Sanctions, surveillance and the Trump factor
The geopolitical backdrop to Europe’s tech pivot has sharpened under President Donald Trump, whose sanctions and trade policies have pushed allies to reassess their exposure to U.S. controlled infrastructure. Coverage of the shift notes that Europe is ditching U.S. tech as Trump sanctions spark a sovereignty push, with France highlighted as a country that announced it is replacing Microsoft Teams and Zoom with domestic tools. The same reporting explains that the answer from European policymakers came fast once sanctions began to bite, as governments sought to cut ties with foreign providers that could be caught up in future political disputes.
Long running tensions over surveillance and data transfers have also primed European opinion for a harder line. For years, Washington and Brussels wrangled over data transfer agreements after revelations by former National Security Agency contractor Edward Snowden, disputes that repeatedly threw into question the legal basis for moving European data into U.S. clouds. Those battles have now converged with a new wave of sanctions and export controls, reinforcing the view in capitals like Paris that Europe must be able to run essential services without depending on infrastructure that could be disrupted by decisions taken in Washington.
From video calls to the full software stack
France’s videoconferencing pivot is already spilling over into a broader rethink of the software stack used by its public sector. Reporting on the policy shift notes that France is not only targeting Zoom and Teams but is also exploring alternative office software to replace Microsoft, as part of a wider effort to reduce reliance on U.S. vendors for email, storage and productivity tools. One account of the change describes how France is pushing U.S. tech giants out of the French government, explaining that They are moving civil servants off Microsoft Teams and Zoom and looking at replacements for a range of U.S. cloud services and platforms.

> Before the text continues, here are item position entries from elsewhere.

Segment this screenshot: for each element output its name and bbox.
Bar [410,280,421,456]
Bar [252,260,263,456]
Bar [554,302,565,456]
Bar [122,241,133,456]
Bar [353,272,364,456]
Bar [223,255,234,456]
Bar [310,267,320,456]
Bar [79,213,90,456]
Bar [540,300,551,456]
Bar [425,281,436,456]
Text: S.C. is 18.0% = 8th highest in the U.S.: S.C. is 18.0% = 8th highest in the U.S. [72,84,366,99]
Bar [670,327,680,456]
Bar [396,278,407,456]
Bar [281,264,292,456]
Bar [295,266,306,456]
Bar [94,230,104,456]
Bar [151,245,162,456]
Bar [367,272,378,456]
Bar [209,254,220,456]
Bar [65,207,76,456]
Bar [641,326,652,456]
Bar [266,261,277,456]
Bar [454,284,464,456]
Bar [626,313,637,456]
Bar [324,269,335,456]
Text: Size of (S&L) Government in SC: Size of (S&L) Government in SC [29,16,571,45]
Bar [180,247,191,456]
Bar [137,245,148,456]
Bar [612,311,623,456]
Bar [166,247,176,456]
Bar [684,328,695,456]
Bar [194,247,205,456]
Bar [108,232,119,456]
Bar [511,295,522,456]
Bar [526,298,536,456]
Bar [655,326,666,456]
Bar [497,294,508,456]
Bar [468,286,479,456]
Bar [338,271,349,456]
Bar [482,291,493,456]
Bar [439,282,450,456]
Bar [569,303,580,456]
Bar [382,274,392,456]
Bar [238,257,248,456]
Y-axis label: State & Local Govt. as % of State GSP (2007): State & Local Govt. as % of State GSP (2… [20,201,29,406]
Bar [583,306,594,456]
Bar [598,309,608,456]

That ambition is reflected in the way officials talk about digital sovereignty as a horizontal objective rather than a single product decision. Commentators observing the rollout of Bonjour Visio have noted that France and Paris are effectively telling Silicon Valley style firms that it is time for Europe to govern itself in the digital realm, not just in videoconferencing but across cloud infrastructure and software. That message is reinforced by coverage that frames the decision as part of a larger European effort to seek digital autonomy from the U.S., with France dumping Zoom and Teams as Europe recalibrates its relationship with American providers.